Court Opinion

ID: 9553457
Source: CourtListenerOpinion
Date Created: 2023-08-07 19:29:58.732678+00
Date Added: 2024-06-11T15:31:10.176704
License: Public Domain

ORME, Judge
(concurring in part and concurring in the result in part):
I concur in parts I and III of the court’s opinion. Because I have some trepidation about the majority’s refusal to even consider, as a fact in mitigation, counsel’s informal stipulation to extend plaintiff’s time for supplementing her witness list, I concur only in the result of part II.
While the trial court may surely be concerned for its calendar and may impose reasonable deadlines to insure the calendar and its business are not disrupted, counsel ought to have some flexibility to resolve minor matters between themselves. Indeed, limited judicial resources are preserved by not requiring counsel to bother the court for approval every time they perceive some need to massage the preliminary details of a scheduling order.
In this case, with trial still four months off, no risk of disruption was posed to the court’s basic schedule by permitting plaintiff to defer supplementing her witness list while settlement discussions progressed, at least for some reasonable time.
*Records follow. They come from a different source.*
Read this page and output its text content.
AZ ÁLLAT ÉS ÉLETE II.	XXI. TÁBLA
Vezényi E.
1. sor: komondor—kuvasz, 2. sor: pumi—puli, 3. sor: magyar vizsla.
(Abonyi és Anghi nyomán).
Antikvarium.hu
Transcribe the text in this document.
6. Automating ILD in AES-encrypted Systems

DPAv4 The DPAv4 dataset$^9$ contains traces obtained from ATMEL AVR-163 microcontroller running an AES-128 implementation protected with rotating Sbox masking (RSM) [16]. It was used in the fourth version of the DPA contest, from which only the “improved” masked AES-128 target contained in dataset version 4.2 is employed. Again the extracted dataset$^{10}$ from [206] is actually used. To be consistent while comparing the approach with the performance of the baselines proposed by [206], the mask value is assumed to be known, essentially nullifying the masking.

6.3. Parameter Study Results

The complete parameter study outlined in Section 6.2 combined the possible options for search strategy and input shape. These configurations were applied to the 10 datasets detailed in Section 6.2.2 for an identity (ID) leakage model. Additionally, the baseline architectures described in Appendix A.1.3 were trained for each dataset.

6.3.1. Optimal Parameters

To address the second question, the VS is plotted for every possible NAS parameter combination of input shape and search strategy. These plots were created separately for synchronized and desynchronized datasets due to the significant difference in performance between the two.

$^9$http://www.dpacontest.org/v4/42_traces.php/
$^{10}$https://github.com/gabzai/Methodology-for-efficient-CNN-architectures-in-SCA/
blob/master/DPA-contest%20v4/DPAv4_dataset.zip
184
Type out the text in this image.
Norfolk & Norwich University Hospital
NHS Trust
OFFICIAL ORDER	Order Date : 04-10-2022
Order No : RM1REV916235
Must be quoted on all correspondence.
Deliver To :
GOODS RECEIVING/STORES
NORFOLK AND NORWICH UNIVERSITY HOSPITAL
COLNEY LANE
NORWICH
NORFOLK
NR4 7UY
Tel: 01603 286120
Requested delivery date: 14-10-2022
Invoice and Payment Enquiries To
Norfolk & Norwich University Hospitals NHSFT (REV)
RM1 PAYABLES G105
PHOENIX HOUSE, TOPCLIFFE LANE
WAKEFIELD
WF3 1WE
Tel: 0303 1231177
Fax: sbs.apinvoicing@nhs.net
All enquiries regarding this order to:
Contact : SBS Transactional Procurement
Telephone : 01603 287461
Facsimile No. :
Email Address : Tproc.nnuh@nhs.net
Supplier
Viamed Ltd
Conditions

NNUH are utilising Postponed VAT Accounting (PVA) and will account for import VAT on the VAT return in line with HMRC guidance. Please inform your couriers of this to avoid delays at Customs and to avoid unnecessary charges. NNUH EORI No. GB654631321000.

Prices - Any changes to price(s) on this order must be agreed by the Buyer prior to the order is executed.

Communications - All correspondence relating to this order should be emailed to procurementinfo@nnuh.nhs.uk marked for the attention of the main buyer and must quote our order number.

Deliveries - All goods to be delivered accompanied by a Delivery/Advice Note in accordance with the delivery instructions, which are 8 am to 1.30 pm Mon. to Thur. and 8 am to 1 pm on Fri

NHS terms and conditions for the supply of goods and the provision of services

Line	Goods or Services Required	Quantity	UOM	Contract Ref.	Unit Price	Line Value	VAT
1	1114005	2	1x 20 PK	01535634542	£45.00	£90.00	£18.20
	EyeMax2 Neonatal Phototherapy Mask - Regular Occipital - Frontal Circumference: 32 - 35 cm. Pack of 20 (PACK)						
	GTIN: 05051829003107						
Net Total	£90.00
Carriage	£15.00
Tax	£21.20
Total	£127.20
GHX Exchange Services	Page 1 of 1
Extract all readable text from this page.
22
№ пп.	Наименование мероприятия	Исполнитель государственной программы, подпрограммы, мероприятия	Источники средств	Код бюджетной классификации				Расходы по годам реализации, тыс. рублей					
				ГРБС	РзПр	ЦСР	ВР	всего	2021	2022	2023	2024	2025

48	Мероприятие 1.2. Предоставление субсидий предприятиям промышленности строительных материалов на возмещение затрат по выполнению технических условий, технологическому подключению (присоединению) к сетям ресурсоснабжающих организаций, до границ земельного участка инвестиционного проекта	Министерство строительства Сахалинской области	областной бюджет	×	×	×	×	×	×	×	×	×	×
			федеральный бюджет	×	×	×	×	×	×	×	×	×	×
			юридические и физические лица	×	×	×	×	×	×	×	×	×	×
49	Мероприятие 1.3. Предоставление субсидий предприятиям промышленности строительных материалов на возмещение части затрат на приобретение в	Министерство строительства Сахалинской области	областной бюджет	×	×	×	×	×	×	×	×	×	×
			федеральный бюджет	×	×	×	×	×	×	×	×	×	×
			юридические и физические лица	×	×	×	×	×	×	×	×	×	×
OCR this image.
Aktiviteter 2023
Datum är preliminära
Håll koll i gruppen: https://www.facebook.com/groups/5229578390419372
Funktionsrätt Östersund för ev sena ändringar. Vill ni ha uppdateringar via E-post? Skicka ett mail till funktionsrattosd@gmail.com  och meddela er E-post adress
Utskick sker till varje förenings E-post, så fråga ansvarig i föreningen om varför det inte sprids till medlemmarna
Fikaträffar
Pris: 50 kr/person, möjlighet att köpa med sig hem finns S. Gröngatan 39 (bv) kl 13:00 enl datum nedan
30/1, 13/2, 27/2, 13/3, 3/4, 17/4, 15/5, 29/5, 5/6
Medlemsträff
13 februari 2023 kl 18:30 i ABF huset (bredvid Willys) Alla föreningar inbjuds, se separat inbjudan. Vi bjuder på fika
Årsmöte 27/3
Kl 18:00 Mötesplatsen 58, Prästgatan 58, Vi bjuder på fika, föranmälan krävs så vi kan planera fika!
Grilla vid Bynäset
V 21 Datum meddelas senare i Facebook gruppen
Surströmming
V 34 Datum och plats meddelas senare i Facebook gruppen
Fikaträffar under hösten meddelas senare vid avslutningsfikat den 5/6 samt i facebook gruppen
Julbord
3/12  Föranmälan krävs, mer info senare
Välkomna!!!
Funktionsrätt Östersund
To require counsel to reduce their understanding to writing and submit it to the court for an order of approval would not only require judge time to be expended on a pro forma matter, but also would require some part of counsel’s time to be diverted from the salutary business of settlement discussions. But had such a stipulation been prepared and submitted, I have no doubt the court would have signed off on it, at least for a specific period, reasonable in *313duration, that would not jeopardize the discovery cut-off date.
I would prefer that the informal extension in this case not be dismissed out of hand. Rather, I would prefer to premise our decision at least partly on this basis: When settlement efforts terminated definitively on June 28, the extension terminated as well by its terms. It became incumbent on plaintiffs counsel immediately to designate his new expert. This he failed to do. Instead, nearly two months went by before he finally got around to submitting the new expert’s name — a scant week prior to trial and after the discovery cut-off. Yes, this violated the terms of the scheduling order. Just as important in my view, it also violated the terms of counsel’s stipulation.